Plenty of plumbing fixtures, many of which are valves but not spigots, still manage to make their way into conversations about spigots, so they’re worth a quick look. Other valves in your garden include electric solenoid valves, shut-off valves, and various valves for fountains and irrigation systems. We address standpipes and emergency shutdowns to avoid confusion.
First standpipes. As we’ve seen, a standpipe is a component of a yard hydrant, which often refers to a pipe system that creates water access points for firefighters, typically in a commercial or large multi-family residence. According to the National Fire Protection Association, the average homeowner will have little reason to worry or even think about standpipes.
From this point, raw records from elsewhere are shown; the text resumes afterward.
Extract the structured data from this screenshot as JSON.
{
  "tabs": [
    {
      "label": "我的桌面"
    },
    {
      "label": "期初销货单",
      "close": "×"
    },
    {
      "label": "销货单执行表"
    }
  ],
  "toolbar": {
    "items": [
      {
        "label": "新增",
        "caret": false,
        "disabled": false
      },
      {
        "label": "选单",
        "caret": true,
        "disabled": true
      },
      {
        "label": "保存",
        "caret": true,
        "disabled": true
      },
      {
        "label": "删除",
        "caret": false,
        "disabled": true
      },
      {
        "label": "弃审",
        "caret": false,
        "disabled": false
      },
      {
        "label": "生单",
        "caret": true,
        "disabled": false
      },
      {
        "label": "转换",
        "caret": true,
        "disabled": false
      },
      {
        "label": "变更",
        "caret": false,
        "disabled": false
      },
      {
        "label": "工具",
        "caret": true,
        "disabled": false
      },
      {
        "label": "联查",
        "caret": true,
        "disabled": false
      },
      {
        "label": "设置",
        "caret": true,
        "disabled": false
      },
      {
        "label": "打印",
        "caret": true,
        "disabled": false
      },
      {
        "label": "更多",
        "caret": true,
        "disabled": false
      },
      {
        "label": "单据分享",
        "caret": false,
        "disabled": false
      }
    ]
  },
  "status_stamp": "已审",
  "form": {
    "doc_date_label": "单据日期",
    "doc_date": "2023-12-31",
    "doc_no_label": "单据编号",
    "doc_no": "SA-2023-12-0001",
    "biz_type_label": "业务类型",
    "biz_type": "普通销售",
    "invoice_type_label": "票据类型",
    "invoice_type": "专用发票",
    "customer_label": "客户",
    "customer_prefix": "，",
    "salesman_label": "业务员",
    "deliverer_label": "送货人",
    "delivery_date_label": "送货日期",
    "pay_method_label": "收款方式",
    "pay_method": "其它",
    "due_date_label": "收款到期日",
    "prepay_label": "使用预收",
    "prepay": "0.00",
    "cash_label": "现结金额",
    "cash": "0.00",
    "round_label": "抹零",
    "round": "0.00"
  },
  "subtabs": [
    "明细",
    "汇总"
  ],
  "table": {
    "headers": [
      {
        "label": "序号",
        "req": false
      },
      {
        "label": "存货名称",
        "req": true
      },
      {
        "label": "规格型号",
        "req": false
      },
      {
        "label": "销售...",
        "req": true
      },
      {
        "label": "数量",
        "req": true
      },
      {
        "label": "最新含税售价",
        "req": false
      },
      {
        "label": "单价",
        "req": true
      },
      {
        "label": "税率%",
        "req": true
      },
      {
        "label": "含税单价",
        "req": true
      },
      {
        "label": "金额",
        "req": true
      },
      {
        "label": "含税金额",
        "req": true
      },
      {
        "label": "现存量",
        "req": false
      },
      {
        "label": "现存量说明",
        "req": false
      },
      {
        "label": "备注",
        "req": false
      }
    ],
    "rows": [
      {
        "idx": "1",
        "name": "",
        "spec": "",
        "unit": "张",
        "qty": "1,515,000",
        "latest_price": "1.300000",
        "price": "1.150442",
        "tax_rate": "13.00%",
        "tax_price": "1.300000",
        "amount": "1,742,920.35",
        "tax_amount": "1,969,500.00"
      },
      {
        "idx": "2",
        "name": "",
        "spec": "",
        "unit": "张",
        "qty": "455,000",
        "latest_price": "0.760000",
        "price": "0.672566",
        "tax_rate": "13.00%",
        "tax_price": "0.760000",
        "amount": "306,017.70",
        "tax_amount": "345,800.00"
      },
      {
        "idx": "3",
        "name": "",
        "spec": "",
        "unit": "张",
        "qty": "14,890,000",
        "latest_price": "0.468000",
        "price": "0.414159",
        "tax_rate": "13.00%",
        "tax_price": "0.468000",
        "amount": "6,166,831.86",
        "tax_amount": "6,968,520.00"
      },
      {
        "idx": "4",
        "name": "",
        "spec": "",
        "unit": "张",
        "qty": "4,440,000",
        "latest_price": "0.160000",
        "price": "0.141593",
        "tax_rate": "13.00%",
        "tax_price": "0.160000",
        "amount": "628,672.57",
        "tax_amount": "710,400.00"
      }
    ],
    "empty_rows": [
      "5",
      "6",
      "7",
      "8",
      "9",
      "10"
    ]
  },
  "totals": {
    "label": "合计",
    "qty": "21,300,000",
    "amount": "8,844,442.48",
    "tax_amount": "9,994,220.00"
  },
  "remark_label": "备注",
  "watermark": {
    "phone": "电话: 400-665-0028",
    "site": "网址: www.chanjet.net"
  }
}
However, you will want to know about your emergency shut-off valves. While they are not cones, they are important to the operation of cones. You will need to access these valves from time to time to perform line maintenance or to prevent a flood if something has gone wrong with your fresh water line. Your entire property should have a main fence that shuts off all water. Faucets, toilets, outside faucets, and anything else should have an extra shut-off so you don’t have to close everything to repack a hose bib. Shutoffs are usually located near the plumbing they serve. In systems where water lines are routed from a central point to each facility, some or all of the individual shutoffs may be located at the manifold. Water heaters, ice makers, washing machines, and other appliances also generally have their own shut-off valves (via Marklein Plumbing).